CEVAP: Davalı taraf cevap dilekçesi sunmamıştır.
İLK DERECE MAHKEMESİ KARARI: Mahkemece, itirazın iptali davası açılabilmesi için itiraz üzerine durdurulmuş bir takibin olması gerektiği, davaya esas icra dosyası incelendiğinde; davalı tarafından yasal süresi içerisinde itiraz dilekçesi sunulmasına rağmen icra dairesi tarafından takibin durdurulması talebinin reddedilerek takibin devamına karar verildiği, alacaklı banka tarafından takip kesinleştiğinden haciz işlemlerine geçildiği, bu durumda davacının itirazın iptali davası açmakta hukuki yararının bulunmadığı gerekçesiyle davanın dava şartı yokluğundan usulden reddine karar verilmiştir.

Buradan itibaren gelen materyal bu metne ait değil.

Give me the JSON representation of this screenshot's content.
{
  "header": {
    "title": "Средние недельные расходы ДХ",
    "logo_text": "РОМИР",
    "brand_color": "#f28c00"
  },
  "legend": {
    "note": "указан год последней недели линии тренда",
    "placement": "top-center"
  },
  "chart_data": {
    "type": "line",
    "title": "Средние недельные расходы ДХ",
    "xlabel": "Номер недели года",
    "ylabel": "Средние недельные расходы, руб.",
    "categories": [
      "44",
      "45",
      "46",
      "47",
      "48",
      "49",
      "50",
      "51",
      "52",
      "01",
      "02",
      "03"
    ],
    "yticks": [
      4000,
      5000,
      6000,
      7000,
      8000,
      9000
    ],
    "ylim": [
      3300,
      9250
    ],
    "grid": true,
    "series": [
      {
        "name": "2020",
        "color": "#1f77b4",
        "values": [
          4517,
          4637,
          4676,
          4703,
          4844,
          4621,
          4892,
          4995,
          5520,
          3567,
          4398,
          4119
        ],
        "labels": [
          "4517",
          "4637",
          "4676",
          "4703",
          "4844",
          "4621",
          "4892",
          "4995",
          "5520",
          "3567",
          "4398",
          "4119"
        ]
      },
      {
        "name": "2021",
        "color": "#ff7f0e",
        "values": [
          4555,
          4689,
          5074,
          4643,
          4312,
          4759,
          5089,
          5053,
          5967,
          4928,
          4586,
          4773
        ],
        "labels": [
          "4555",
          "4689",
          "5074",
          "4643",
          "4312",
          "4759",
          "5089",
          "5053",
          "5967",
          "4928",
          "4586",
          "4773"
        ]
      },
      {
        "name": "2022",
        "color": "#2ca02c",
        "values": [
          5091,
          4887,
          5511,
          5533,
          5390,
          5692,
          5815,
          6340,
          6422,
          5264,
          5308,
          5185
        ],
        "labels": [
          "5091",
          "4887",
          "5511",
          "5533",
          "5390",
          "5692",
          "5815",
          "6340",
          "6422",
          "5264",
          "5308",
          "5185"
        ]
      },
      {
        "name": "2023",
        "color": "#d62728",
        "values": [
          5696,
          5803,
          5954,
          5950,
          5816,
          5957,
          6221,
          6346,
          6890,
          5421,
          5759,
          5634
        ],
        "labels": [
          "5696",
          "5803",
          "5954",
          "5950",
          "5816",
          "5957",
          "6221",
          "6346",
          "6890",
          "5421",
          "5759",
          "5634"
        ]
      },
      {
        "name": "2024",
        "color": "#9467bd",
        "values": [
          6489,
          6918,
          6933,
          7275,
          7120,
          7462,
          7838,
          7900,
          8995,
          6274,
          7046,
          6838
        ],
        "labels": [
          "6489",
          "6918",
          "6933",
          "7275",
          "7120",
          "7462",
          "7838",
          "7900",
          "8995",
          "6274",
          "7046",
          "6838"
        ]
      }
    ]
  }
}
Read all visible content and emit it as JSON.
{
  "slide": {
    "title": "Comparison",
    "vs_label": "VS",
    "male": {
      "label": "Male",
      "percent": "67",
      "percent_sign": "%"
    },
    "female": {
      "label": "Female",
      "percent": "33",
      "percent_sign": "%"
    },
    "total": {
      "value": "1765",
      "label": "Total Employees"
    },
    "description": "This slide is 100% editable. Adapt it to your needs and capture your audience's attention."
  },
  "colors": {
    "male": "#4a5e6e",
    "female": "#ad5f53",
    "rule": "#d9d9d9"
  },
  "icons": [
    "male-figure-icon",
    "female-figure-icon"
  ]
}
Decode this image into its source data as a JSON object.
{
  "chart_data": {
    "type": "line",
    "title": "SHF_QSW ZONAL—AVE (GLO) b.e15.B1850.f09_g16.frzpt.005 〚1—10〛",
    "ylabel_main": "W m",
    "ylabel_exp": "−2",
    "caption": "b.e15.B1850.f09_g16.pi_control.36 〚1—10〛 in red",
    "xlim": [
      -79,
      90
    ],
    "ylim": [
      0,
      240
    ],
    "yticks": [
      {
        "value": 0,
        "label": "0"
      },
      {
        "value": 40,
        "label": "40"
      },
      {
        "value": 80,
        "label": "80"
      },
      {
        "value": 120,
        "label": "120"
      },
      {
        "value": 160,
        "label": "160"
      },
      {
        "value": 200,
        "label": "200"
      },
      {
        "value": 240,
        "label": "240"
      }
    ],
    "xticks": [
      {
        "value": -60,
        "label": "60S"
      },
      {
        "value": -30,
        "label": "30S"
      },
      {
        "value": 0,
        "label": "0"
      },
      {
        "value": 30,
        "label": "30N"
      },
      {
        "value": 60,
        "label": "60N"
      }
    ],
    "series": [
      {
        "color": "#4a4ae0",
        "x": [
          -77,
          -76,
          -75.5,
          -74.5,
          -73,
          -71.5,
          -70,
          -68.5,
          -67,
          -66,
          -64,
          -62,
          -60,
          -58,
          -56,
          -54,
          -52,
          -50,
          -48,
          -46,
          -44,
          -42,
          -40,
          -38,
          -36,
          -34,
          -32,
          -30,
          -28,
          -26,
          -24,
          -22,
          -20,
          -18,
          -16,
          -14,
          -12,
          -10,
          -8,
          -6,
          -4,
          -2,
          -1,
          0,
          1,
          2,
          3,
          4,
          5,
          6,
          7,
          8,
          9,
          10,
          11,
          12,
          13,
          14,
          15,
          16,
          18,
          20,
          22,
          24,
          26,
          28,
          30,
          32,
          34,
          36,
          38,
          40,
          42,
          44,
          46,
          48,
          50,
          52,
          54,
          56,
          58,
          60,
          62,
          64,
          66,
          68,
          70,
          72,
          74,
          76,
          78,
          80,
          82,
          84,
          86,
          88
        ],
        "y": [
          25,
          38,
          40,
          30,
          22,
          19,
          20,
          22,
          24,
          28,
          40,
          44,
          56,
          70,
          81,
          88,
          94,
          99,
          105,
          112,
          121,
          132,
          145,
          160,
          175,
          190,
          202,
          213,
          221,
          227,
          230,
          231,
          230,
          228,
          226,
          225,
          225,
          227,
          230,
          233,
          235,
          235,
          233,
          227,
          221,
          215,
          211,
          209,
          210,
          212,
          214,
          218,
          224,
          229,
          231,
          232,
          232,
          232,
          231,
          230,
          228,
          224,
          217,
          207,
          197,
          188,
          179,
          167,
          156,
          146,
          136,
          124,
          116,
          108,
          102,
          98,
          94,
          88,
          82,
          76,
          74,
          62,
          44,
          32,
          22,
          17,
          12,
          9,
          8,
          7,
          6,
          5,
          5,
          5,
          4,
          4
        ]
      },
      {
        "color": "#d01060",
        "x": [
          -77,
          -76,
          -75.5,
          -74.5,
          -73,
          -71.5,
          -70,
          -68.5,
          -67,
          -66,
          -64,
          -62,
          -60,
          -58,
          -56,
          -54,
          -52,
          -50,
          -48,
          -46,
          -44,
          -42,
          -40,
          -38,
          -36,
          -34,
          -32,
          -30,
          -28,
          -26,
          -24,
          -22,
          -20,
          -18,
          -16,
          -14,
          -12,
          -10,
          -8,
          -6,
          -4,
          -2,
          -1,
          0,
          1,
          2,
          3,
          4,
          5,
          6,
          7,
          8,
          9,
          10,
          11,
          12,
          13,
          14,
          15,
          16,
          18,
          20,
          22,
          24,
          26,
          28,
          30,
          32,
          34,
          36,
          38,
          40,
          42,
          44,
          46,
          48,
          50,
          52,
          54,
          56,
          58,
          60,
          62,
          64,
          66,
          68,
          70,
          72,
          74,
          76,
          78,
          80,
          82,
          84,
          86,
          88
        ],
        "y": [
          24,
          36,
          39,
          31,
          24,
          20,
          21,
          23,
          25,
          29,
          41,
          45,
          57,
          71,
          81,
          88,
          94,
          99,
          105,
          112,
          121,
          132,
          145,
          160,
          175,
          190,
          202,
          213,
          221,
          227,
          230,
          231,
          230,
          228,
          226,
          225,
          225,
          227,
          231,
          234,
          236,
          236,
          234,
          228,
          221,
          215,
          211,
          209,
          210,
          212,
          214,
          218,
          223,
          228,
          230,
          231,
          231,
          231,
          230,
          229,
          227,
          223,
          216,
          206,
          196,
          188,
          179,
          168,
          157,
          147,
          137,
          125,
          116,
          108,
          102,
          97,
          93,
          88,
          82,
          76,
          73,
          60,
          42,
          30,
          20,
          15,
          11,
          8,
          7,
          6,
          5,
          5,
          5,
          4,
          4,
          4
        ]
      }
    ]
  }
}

Bu karara karşı, davacı vekili tarafından istinaf yoluna başvurulmuştur.
İLERİ SÜRÜLEN İSTİNAF SEBEPLERİ: Davacı vekili istinaf dilekçesinde özetle, mahkemenin tespitinin hatalı olduğu, itirazın iptali davası açılmasında hukuki yararın bulunduğu, takip durdurulmuş olması bile müvekkili bankanın itirazın iptaline karar verilmediği sürece alacağının tahsil edemediği, bu nedenle ilk derece mahkemesi kararının kaldırılmasına ve davanı kabulüne karar verilmesini talep etmiştir.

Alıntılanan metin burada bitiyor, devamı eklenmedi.